Depuis quelques années, le rugby de club français est considéré comme la référence en Europe.
Au cours des 12 derniers mois, cette réputation a encore été accentuée par le fait que plusieurs stars internationales, comme Owen Farrell, ont décidé d’abandonner leur place en sélection anglaise pour pouvoir évoluer dans un club français.
Mais quelle est la cote de popularité des équipes du Top 14 et pourquoi ont-elles autant de succès ? Penchons-nous sur la façon dont ces équipes influencent le paysage économique et le tissu culturel français.
Les clubs du Top 14 représentent la société française
Si le football est marqué par l’excès (le Paris Saint-Germain verserait un salaire annuel de 72 millions d’euros à Kylian Mbappé), les clubs de rugby français jouissent d’un sens des valeurs, d’un esprit d’équipe et d’une fierté locale.
Ce qui s’est traduit par ce qu’on appelle le « renouveau gaulois ». Après tout, la France possède aujourd’hui un système national incroyablement robuste, avec un modèle de promotion et de relégation qui suscite un intérêt authentique chez les fans.
Le contraste entre la France et l’Angleterre à cet égard est saisissant. Alors que les supporters français sont ralliés à leurs équipes locales, qui attirent des joueurs comme Farrell, les clubs anglais préfèrent prioriser la réduction des coûts et le protectionnisme. De la même manière, en Angleterre, la dureté de la concurrence est tout simplement inexistante, et tous les championnats en dessous de la Premiership semblent être sous-financés.
Cette approche attire les entreprises
À mesure que ces clubs du Top 14 deviennent désormais partie intégrante du tissu culturel français, ils attirent également de plus en plus des dirigeants d’entreprise qui souhaitent être associés aux équipes.
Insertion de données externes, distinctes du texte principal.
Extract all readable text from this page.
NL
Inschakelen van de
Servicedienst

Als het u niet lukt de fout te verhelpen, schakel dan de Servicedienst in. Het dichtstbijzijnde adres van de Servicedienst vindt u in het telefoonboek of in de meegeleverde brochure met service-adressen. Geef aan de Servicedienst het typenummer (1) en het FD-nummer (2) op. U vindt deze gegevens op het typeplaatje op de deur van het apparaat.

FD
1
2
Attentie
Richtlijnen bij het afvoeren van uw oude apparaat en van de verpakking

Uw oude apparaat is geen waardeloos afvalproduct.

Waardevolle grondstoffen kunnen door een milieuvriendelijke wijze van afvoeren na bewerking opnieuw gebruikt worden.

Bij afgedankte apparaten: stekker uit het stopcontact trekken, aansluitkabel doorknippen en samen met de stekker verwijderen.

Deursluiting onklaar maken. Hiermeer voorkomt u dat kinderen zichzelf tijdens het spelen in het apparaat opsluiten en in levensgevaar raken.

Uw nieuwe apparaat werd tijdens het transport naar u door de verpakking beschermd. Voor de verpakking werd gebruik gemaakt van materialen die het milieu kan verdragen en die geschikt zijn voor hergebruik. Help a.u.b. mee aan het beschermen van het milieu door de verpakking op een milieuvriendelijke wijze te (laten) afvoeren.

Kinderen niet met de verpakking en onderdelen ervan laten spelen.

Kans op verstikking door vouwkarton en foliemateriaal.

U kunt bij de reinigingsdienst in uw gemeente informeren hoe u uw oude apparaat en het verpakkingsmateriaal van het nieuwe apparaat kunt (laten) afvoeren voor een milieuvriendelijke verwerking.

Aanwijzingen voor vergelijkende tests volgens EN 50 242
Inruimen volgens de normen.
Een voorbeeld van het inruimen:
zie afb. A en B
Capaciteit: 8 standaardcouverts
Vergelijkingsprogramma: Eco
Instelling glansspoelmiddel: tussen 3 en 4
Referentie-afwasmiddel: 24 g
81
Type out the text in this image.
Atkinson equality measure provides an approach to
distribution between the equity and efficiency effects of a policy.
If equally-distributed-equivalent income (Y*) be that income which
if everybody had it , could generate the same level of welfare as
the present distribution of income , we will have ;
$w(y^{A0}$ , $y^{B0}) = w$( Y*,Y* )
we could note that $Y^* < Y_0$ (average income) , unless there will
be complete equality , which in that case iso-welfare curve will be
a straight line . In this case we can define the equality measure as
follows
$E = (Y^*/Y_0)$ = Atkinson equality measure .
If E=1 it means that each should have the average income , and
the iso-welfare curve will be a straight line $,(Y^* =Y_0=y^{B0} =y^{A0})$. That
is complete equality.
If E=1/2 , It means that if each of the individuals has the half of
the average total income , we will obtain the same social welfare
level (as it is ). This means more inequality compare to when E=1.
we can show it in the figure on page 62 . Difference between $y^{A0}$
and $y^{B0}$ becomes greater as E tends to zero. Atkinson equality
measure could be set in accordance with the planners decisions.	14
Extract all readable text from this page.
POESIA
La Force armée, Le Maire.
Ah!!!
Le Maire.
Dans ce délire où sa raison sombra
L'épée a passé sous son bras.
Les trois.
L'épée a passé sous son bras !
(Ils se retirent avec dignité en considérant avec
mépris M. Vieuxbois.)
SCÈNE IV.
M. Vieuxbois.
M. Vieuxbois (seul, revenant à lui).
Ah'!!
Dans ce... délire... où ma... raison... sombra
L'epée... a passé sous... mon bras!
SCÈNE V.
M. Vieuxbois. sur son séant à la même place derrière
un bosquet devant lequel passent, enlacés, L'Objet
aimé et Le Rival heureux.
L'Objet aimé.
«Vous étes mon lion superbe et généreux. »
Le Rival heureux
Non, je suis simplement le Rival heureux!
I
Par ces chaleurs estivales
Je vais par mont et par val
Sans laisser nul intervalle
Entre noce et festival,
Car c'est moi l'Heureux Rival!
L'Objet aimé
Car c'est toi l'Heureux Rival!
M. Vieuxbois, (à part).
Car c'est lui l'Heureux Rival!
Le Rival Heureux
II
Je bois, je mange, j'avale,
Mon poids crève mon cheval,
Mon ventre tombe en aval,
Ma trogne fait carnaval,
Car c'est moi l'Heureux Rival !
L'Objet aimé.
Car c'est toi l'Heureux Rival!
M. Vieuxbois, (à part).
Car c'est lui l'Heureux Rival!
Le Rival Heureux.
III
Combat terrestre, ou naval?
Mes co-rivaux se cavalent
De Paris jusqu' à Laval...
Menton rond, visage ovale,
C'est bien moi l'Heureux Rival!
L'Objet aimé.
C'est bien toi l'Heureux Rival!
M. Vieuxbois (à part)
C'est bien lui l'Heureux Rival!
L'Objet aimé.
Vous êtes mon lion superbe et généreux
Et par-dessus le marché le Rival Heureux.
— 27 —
De la même manière, la popularité du rugby français est illustrée par le fait que Canal+ verserait un montant pour diffuser le rugby français trois fois supérieur à ce que verse TNT Sport pour les droits de la Premiership au Royaume-Uni.
Tous ces éléments mis bout à bout signifient que non seulement les clubs du Top 14 sont plus largement soutenus que les structures anglaises, mais qu’ils sont également plus riches. Cela se traduit par une facilité nettement plus grande pour les clubs français d’attirer les joueurs vedettes comme Farrell. Pour ne rien arranger du côté de la Fédération anglaise de rugby à XV, d’autres stars de la Premiership pourraient bien suivre le mouvement initié par Farrell dans les mois à venir, selon RugbyPass.
À l’inverse, ces dernières années, plusieurs clubs anglais n’ont pas réussi à attirer les investissements et ont finalement mis la clé sous la porte, faute de pouvoir payer les salaires de leurs joueurs.
Formation des talents
Enfin, il convient également de noter que de nombreux clubs du Top 14 forment régulièrement des joueurs talentueux, qui finissent par représenter l’équipe nationale. Ils sont en partie aidés en cela par le strict dispositif français sur les JIFF (Jeunes issus des filières de formation), qui donne la priorité à la formation des jeunes joueurs français.
Il faut ajouter à cela un élan de diversité en France, qui a attiré toute une nouvelle vague de jeunes talents ainsi qu’un grand nombre de nouveaux fans. De plus, le rugby à XV français étant désormais de plus en plus éclectique culturellement et socialement, celui-ci nourrit la fierté nationale dans tous les secteurs du pays.
Conclusion
En résumé, le rugby français s’élargit rapidement vers de nouveaux secteurs, tant au niveau géographique qu’au niveau de la diversité ethnique. Par conséquent, il influence le paysage culturel du pays tout en étant incroyablement florissant au niveau économique (contrairement à ses rivaux comme la Premiership). Grâce à cela, le niveau rugbystique dans le pays n’a jamais été aussi élevé.